Vive la France - €8.4bn reasons for Bastille Day cheers
Published 14/07/2015 | 02:30
As Bastille Day dawns, officials from both Ireland and France have hailed the relationship between the two countries, who last year traded €8.37bn worth of goods and services between them.
According to data from the Central Statistics Office, France is Ireland's sixth largest supplier and sixth biggest customer.
According to Business France, the national agency supporting the international development of the French economy, there are over 200 Irish companies operating in France, employing more than 16,000 people.
This is more than seven times the number of Irish businesses operating in France in 2007, during the height of the boom.
Back in 2007 there were just 30 Irish businesses operating inside France, a figure that rose to 50 businesses by 2012, and now stands at about 220 companies.
The three biggest Irish employers in France are packaging giant Smurfit Kappa, consulting multinational Accenture and Ireland's biggest company, building materials firm CRH. In France the three employ as many as 5,000, 4,000 and 2,500 staff respectively.

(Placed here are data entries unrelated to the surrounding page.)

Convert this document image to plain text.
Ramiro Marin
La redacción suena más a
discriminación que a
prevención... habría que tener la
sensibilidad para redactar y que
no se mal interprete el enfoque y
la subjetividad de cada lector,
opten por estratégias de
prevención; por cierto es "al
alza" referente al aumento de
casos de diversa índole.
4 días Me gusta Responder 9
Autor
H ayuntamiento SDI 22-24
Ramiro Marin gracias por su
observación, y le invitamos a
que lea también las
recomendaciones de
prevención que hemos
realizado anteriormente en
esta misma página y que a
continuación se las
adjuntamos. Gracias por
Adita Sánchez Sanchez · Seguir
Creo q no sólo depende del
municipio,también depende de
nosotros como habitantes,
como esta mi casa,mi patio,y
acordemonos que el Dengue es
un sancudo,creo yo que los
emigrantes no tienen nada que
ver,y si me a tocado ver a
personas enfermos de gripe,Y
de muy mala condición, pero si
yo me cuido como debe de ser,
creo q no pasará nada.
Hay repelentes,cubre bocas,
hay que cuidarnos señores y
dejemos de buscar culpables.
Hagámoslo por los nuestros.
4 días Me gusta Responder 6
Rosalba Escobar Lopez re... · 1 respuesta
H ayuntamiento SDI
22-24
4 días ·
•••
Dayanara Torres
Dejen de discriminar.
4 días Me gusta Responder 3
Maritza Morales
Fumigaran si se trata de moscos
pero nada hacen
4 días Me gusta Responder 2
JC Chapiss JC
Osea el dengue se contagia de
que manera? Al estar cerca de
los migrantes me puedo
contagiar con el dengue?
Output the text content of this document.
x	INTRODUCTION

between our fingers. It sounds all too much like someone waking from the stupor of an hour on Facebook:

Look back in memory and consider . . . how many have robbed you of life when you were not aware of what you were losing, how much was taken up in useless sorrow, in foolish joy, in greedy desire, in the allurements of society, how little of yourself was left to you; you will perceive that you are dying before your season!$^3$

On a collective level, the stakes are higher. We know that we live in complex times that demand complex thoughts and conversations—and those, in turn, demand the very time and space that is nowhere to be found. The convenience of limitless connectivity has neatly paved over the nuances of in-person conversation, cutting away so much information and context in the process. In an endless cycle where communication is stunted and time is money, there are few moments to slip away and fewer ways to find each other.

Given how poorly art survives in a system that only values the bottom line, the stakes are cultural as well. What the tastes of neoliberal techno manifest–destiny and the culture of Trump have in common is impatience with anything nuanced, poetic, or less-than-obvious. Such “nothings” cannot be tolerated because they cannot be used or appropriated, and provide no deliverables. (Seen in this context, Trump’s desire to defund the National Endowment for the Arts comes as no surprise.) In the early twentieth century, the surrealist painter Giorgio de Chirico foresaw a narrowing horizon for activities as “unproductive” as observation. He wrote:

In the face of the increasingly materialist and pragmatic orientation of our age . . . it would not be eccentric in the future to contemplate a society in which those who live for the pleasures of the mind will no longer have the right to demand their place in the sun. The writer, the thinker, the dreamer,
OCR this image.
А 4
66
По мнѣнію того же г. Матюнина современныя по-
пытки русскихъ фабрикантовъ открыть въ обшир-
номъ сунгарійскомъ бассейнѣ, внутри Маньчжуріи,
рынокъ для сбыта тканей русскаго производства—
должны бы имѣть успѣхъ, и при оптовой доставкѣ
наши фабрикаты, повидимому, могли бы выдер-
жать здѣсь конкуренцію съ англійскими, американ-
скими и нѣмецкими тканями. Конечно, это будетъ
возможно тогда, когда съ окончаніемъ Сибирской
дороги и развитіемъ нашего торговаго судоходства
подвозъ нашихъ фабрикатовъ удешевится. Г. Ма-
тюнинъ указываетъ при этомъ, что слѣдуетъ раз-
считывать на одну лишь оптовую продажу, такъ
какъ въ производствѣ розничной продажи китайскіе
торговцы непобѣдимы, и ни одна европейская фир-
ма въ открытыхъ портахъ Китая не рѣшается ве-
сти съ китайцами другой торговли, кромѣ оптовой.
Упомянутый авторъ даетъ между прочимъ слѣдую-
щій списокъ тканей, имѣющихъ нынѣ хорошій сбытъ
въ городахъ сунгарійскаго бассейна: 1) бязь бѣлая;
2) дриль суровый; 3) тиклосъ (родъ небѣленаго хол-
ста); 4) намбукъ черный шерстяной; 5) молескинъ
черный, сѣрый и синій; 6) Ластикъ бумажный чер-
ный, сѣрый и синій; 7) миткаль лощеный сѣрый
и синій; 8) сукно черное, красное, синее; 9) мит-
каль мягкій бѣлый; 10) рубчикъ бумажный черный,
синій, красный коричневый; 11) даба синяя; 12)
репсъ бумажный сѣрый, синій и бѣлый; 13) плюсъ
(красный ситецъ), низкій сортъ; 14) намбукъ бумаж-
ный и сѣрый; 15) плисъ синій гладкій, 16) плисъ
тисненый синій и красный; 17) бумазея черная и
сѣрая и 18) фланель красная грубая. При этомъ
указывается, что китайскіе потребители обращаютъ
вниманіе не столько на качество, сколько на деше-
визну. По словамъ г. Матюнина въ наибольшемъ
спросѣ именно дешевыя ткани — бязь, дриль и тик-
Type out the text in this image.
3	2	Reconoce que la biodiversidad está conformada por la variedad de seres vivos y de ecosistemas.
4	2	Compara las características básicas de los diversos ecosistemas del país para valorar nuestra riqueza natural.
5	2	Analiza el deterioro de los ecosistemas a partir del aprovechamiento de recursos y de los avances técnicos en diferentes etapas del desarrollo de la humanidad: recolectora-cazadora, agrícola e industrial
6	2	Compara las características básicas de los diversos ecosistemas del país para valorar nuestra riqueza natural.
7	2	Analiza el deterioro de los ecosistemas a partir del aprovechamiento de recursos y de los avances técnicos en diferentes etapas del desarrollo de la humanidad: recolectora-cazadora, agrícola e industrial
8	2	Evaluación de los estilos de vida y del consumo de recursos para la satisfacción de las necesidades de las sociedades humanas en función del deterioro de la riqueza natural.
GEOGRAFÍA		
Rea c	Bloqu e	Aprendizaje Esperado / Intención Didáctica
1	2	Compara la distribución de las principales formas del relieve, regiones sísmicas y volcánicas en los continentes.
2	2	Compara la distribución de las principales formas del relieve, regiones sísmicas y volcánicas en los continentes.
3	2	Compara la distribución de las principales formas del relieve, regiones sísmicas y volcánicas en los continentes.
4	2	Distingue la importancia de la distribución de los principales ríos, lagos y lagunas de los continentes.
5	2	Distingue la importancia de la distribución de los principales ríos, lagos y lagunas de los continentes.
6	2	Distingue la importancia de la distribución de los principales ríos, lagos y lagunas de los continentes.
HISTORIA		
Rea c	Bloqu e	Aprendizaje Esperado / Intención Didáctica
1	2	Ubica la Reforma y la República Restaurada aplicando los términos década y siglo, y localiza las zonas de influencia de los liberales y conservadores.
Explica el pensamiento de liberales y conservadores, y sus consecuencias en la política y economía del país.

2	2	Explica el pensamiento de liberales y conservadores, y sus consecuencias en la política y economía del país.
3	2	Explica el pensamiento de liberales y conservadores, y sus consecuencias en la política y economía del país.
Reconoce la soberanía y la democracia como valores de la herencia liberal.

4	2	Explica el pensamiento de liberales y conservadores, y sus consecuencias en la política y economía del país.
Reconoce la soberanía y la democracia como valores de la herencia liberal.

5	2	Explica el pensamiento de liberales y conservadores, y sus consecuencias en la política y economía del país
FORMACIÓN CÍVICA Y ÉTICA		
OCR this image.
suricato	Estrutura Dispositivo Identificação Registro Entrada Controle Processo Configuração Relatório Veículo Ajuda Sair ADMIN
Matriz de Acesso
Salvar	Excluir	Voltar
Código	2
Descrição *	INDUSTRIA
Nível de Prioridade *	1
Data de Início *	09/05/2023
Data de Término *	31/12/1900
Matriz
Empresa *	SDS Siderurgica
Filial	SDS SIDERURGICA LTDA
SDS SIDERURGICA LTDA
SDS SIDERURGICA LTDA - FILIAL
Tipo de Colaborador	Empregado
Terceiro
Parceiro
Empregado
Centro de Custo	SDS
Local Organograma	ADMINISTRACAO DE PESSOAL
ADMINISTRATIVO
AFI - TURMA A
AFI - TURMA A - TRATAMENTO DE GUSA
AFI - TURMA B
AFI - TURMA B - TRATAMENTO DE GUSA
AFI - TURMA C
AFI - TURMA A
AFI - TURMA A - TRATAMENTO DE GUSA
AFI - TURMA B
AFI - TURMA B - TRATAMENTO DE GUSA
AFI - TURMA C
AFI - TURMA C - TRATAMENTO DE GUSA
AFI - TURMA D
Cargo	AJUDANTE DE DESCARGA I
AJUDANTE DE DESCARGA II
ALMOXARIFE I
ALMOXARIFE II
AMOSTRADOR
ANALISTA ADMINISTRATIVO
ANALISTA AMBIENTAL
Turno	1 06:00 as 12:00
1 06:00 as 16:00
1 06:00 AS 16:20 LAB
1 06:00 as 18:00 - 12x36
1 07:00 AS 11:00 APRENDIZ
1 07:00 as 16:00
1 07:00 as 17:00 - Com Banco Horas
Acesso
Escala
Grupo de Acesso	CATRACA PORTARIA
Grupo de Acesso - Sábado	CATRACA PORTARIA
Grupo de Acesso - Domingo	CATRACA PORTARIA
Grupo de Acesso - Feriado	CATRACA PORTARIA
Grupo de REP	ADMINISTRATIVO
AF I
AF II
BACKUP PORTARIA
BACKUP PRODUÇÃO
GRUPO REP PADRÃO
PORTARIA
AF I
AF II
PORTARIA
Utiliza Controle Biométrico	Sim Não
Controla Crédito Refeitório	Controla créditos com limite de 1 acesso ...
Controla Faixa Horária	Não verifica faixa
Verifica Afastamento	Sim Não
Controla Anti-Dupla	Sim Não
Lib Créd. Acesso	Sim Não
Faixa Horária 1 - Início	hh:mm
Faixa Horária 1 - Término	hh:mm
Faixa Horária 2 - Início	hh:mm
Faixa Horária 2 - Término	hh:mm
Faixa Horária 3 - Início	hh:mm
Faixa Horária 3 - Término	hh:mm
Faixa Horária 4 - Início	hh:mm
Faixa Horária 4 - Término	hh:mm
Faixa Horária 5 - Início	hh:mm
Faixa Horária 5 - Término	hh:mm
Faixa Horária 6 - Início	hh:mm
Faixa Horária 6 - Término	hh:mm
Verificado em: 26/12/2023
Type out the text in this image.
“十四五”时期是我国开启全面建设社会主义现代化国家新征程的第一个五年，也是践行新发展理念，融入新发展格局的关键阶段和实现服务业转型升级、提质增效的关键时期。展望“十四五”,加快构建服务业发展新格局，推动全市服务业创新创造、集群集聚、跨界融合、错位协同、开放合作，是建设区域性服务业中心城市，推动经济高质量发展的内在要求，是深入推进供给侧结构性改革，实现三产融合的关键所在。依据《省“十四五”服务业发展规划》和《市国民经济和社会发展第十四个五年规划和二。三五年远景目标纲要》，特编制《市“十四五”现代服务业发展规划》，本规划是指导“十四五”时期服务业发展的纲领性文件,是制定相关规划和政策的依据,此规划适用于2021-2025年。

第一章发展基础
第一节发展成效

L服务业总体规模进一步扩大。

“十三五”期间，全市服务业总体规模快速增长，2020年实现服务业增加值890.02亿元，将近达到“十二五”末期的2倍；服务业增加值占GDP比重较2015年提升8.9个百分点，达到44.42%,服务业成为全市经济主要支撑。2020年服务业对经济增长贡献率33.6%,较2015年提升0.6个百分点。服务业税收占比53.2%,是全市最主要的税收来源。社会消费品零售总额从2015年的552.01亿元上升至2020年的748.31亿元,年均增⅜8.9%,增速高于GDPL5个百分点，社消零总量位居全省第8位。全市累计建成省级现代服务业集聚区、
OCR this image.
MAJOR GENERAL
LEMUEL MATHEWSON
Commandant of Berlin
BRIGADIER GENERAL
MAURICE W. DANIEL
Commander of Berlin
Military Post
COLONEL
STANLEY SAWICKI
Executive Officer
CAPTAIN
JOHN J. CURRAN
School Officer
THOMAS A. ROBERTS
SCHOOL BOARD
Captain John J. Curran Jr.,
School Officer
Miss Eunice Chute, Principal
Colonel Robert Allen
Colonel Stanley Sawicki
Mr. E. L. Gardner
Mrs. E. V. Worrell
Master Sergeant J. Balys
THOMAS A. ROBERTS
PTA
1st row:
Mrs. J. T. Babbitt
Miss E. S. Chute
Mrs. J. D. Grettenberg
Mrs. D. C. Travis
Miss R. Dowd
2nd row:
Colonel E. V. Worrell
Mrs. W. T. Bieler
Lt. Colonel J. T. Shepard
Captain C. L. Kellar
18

In terms of French investment in Ireland, while the European economic powerhouse does not come close to the scale of the US for example, it still accounts for approximately 5pc of FDI in Ireland.
According to CSO data, this FDI translated into 130 French firms in Ireland, employing about 13,000 people. As of late 2012, outstanding French FDI in Ireland recorded a peak at €18.3bn, up 9.5pc compared to 2011. Despite the links between the two nations in terms of trade, both countries are in different situations economically.
The French national statistics office INSEE said it expected France to grow 1.2pc in 2015 after an insipid 0.2pc in 2014. Growth will be driven primarily by greater spending power and household consumption, and by higher export levels.
In contrast to France's slow growth, Ireland is the fastest-expanding economy in Europe, with most commentators expecting GDP to grow by between 4pc and 5pc.
The president of the France Ireland Chamber of Commerce, Jim Rice, said: "From a business and economic perspective, Ireland and France arguably approach business and investment in different ways - Ireland's severe dose of austerity, followed by the highest growth rate in the EU, provides a stark contrast to France's rejection of austerity and slow-starting growth."
But Mr Rice, who is also the managing director of Schneider Electric, a multinational company with bases throughout France, said there are plenty of similarities between the two countries.
"France is fully accustomed to international business culture due to the number of French companies now operating on a global level, as well as the presence of many multinationals in France.
"As a result, the way French companies do business is similar in many respects to that of Irish companies."